When engineers need to design an amphibious robot, an indestructible fiber, or a wind turbine blade that slices quietly through the air, they increasingly turn to biology for inspiration. But they don’t always have access to the actual biological structures or the expertise to analyze them.

Museums do. If engineers knew about those collections and could access them more easily, it would dramatically speed up the pace of innovation, said Rolf Mueller, associate professor of mechanical engineering in the College of Engineering.

Mueller leads a workshop this week at the Smithsonian’s National Museum of Natural History, entitled “Biological collections as a resource for technical innovation,” to explore how engineers and museums can work together to bring more biology into bioinspiration.

The Smithsonian’s collection alone numbers more than 128 million specimens. That vast cache of biodiversity holds the results of billions of years of field tests of sensory structures, functional materials, and locomotion systems.

“If one could get that knowledge out, I think it would really dwarf the database of all human engineering knowledge,” Mueller said.

Mueller uses the Smithsonian’s collections in his research on bioinspired sonar, studying the relationship between bats’ facial structures and their remarkable echolocation abilities.

According to Mueller, engineers don’t always know what museum resources might be available and can’t necessarily access then. And extracting useful information isn’t straightforward, especially for scientists not used to dealing with biological specimens.

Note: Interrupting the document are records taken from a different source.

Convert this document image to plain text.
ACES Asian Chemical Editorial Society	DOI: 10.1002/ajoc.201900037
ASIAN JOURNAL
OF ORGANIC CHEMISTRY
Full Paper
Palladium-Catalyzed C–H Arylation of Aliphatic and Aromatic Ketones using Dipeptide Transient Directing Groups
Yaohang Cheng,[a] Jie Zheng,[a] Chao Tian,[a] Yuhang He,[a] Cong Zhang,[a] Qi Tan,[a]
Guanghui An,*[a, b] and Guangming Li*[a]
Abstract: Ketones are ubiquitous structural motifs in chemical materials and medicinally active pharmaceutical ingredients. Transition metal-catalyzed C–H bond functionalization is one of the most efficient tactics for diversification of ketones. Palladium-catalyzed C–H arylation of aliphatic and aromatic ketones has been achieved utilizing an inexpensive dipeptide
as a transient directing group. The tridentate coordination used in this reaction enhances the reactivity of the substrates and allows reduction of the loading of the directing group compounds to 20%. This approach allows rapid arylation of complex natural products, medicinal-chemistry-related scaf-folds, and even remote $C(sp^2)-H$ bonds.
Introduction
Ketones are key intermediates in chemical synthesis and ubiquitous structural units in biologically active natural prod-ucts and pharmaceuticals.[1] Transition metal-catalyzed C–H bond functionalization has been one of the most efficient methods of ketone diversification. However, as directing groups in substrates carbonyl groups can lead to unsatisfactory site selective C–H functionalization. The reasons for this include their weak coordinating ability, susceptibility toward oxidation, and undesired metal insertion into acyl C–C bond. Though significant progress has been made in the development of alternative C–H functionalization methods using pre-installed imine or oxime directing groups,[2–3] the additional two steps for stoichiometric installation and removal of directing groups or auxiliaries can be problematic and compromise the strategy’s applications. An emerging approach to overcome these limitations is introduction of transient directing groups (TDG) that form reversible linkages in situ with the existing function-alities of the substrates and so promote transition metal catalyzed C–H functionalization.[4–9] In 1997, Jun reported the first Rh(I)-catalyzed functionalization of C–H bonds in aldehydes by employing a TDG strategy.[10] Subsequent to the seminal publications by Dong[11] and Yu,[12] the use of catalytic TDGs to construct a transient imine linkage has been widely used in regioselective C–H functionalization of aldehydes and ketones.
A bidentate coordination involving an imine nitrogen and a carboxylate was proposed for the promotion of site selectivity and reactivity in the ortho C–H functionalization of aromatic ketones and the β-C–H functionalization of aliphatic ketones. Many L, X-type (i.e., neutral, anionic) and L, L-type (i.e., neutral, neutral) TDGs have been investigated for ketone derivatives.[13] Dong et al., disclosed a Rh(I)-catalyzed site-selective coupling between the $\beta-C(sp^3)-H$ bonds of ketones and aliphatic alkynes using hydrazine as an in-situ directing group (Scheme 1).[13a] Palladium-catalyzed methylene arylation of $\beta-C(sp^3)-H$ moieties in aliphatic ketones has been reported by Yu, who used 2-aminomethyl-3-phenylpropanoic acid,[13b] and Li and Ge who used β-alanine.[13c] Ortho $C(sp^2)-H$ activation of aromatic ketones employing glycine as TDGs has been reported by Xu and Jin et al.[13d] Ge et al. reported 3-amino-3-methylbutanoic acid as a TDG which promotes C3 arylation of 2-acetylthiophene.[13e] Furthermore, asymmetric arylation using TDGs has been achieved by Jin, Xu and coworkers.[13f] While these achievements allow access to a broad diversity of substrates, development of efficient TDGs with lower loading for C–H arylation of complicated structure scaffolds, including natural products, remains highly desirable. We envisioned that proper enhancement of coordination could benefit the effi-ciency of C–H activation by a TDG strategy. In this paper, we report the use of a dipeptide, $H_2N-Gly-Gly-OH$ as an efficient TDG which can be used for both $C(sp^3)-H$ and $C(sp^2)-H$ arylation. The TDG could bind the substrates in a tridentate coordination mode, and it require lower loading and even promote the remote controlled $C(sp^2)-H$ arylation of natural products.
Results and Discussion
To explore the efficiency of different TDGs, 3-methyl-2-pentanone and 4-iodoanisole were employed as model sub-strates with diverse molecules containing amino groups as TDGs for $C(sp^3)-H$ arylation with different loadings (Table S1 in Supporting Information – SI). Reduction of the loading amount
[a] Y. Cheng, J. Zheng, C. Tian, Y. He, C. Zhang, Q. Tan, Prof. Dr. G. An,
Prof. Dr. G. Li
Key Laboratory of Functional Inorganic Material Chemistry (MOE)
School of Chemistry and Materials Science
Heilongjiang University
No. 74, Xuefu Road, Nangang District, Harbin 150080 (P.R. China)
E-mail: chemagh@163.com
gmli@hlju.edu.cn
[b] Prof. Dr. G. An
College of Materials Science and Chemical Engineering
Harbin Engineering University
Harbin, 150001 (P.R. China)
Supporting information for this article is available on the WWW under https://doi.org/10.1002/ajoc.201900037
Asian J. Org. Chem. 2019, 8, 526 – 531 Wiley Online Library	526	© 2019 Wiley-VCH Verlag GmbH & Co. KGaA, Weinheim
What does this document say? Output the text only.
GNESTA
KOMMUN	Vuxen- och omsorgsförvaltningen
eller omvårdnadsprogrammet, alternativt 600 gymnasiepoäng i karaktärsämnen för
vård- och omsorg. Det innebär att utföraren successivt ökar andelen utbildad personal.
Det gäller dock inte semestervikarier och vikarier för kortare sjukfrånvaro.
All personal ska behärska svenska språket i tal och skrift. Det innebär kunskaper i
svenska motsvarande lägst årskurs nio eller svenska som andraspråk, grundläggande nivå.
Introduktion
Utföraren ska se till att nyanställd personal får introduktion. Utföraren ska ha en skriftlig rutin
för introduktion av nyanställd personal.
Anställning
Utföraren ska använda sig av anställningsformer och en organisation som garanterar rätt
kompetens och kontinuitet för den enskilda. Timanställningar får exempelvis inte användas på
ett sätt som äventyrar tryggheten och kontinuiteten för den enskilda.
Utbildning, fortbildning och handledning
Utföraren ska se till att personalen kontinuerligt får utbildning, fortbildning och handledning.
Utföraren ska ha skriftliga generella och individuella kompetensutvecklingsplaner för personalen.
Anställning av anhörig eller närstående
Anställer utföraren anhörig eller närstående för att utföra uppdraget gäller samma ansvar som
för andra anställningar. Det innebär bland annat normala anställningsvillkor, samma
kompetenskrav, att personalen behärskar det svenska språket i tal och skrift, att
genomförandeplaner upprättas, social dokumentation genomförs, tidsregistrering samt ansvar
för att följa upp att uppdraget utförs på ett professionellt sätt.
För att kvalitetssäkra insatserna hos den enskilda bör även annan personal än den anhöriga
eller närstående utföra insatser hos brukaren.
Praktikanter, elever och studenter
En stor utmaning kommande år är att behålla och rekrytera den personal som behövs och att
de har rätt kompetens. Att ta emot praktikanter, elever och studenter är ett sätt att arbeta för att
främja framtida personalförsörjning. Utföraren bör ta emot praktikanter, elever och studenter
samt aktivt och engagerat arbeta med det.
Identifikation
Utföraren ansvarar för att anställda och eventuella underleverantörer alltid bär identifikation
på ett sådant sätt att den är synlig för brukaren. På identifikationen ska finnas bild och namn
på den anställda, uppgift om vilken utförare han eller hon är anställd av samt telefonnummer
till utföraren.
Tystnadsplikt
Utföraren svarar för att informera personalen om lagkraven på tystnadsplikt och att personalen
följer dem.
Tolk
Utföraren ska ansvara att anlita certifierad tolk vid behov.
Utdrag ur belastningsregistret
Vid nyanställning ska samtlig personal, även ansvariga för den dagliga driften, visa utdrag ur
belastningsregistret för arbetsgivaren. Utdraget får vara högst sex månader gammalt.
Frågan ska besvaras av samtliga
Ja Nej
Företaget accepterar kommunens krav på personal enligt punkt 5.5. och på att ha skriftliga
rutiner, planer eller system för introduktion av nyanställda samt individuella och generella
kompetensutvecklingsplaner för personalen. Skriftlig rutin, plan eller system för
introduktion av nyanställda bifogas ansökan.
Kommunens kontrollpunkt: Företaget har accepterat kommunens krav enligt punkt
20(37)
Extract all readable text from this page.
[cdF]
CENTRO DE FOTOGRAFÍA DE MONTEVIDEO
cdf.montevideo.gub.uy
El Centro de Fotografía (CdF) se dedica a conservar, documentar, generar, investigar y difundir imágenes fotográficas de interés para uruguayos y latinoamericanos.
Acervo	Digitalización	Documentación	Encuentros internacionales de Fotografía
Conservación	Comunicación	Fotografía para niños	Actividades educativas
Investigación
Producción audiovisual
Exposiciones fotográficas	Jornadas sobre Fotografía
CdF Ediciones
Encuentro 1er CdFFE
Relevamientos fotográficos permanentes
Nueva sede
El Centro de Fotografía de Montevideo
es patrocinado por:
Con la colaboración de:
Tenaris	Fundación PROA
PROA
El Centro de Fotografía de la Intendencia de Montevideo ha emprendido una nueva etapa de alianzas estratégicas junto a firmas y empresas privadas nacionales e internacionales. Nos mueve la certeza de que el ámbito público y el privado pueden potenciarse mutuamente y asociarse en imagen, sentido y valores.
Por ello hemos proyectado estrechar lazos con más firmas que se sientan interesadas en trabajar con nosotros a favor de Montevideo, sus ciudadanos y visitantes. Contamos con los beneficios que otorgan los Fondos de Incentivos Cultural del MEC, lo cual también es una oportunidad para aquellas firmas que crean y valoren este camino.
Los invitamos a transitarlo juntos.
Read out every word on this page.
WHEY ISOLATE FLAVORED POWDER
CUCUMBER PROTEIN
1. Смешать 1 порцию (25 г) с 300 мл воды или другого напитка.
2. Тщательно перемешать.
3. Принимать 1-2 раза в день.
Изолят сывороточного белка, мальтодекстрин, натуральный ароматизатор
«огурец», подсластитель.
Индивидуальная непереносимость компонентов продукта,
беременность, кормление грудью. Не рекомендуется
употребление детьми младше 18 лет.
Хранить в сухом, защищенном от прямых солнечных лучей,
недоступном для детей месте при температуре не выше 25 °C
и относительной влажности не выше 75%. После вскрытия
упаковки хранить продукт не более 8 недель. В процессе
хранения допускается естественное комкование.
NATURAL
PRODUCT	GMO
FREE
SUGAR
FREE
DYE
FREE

“You’re in a room filled with drawers, covered in scientific names, and you stand there, and now what?” he said. 

Mueller is the director of the Center for Bioinspired Science and Technology, which is supported in part by the Institute for Critical Technology and Applied Science. He designed the workshop, sponsored by the National Science Foundation, to explore what information might be useful to engineers, how to extract as much of it as possible without damaging the specimen,  and how to turn that raw data into engineering insight.

For example, Mueller said, physical data obtained from the specimens could be merged with other resources, including scientific literature and even YouTube, to yield a digital knowledge base that could be mined with technologies similar to Watson, the Jeopardy-playing computer.

Such a database could help an engineer with a specific question — say, how to design a flying robot with minimal air drag — find the best biological model system, a process that can often be haphazard, Mueller said.

“If I’m an engineer and I have a problem that I need to solve, I see some animal on the Discovery Channel, and I think, ‘that’s it!’” he said. “But maybe there’s something out there that would have been a better model, and I just missed it. Effort is wasted because the model system is not as good as it could have been.”

In fact, many bioinspired technologies tend to reference the same handful of species: geckos, spiders, butterflies. Facilitating engineers’ access to museums’ extensive collections would expand the pool of potential solutions to technical problems.

This week's workshop includes museum curators, engineers who work in bioinspiration, data scientists, representatives from IBM, 13 Virginia Tech faculty, and economists, who can offer insight on the potential commercial value of the data hidden in museums’ specimens and how much accelerating bioinspired innovation might boost the economy.

Representatives from the National Science Foundation and other Washington-area government agencies and research labs are also in attendance.

“There are a lot of engineers out there who are trying to do bioinspiration but who have limited access to the biology,” Mueller said. “It’s a whole different world.”